Julieta se desplomó inconsciente y así estuvo largas horas hasta que llegó el momento de sepultar al niño. Con la muñeca en sus brazos asistió al entierro. En sus ojos se notaba un profundo dolor pero parecía desvinculada de la realidad. Antonio lo atribuyó a la impresión que se llevó pero al paso de los meses Julieta parecía acercarse a la difusa línea divisoria de la cordura y la locura. Por momentos daba la impresión de darse cuenta de las cosas pero un manejo extraño de la temporalidad evidenciaba el otro mundo donde moraba.

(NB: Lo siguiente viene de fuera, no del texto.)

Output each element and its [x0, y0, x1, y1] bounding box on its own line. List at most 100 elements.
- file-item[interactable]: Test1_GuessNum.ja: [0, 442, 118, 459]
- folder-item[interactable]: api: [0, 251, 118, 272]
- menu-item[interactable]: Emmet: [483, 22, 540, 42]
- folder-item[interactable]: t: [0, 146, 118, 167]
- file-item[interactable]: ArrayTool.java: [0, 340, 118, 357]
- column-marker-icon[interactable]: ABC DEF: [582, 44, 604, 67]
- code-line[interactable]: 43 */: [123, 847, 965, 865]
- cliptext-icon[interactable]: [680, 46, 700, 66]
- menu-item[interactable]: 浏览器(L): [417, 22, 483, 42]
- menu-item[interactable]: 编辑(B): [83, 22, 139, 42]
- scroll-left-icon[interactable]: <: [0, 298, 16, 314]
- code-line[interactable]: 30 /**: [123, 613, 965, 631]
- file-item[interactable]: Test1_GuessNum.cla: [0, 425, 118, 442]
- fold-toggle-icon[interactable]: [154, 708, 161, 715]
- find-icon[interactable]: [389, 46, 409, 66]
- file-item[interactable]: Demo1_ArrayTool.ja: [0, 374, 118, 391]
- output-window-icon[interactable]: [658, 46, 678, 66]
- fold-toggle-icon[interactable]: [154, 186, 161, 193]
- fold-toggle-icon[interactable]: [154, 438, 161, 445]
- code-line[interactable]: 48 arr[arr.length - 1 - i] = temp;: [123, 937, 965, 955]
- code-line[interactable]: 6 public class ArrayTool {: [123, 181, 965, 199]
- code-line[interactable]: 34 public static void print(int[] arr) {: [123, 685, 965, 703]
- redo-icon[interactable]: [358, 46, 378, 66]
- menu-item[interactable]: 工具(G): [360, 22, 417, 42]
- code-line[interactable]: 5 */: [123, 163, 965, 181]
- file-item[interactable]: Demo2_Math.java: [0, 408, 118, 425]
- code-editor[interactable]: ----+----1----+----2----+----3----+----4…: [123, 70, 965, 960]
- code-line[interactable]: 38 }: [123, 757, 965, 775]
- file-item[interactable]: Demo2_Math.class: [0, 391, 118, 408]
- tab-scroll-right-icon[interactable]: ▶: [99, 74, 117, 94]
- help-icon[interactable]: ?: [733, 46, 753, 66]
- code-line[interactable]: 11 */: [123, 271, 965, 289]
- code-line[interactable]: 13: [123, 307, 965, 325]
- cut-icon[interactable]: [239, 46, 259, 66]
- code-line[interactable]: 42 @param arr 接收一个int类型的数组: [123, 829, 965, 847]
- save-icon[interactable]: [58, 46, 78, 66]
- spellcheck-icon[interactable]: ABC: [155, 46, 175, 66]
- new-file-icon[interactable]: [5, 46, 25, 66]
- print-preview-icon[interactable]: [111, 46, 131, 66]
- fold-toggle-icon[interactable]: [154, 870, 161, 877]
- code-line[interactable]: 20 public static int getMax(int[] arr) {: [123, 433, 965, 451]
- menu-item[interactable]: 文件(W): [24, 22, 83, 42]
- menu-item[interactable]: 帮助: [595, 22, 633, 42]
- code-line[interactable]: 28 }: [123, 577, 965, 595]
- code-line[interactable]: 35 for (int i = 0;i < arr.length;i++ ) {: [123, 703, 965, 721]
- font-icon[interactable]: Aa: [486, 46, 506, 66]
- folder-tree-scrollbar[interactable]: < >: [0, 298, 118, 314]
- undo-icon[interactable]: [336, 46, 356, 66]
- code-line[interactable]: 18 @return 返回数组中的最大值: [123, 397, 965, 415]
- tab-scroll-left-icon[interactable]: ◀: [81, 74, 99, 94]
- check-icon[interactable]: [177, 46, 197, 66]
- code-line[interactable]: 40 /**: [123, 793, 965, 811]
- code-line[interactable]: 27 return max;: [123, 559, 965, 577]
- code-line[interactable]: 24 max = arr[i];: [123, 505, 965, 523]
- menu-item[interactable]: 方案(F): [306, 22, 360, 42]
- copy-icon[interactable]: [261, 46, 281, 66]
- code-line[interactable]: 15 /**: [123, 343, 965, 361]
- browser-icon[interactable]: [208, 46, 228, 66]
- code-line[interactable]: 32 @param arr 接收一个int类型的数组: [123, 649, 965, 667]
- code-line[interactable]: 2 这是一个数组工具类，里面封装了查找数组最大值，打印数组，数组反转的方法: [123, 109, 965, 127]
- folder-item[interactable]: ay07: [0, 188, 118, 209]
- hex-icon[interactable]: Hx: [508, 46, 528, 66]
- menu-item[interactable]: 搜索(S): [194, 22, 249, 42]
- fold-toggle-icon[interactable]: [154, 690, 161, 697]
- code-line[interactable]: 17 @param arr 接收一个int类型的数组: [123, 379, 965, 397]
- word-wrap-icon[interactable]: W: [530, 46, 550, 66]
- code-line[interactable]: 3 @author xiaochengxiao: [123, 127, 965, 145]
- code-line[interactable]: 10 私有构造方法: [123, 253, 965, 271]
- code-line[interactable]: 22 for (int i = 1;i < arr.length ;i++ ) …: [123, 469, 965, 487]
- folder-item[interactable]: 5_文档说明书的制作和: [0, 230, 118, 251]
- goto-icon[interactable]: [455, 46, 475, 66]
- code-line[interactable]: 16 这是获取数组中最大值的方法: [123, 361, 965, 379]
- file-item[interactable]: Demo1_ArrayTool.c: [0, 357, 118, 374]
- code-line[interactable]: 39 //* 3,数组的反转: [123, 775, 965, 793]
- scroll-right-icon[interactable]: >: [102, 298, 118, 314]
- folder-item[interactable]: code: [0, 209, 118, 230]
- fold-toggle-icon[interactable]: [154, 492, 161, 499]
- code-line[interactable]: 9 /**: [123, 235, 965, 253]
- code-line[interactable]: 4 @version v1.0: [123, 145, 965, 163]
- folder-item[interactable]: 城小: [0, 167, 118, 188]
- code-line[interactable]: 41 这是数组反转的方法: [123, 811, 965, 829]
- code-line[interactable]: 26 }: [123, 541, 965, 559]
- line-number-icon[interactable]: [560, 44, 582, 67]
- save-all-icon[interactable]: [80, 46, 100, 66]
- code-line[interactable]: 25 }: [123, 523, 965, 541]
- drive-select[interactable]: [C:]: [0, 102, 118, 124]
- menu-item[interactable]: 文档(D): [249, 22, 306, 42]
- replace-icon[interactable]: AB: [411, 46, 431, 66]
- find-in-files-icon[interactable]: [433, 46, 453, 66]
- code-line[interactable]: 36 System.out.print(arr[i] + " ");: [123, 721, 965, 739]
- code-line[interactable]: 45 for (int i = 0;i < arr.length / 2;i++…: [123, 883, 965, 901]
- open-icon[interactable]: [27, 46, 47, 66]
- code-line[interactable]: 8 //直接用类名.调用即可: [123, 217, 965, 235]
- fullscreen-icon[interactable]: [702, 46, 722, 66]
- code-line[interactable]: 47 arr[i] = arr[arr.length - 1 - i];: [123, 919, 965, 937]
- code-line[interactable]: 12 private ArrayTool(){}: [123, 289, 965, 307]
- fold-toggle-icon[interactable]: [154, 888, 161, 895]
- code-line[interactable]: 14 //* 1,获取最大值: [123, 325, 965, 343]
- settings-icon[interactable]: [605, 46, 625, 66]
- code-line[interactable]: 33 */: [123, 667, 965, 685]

Antonio la amaba entrañablemente y hacía lo imposible por arrancarla de la oscura niebla que habitaba en su mente. Pero Julieta cada vez más se alejaba de él y del resto del mundo. Sólo se entretenía apretando contra su pecho la vieja muñeca y susurrando "mi ángel, mi ángel", mientras una lágrima resbalaba por su mejilla.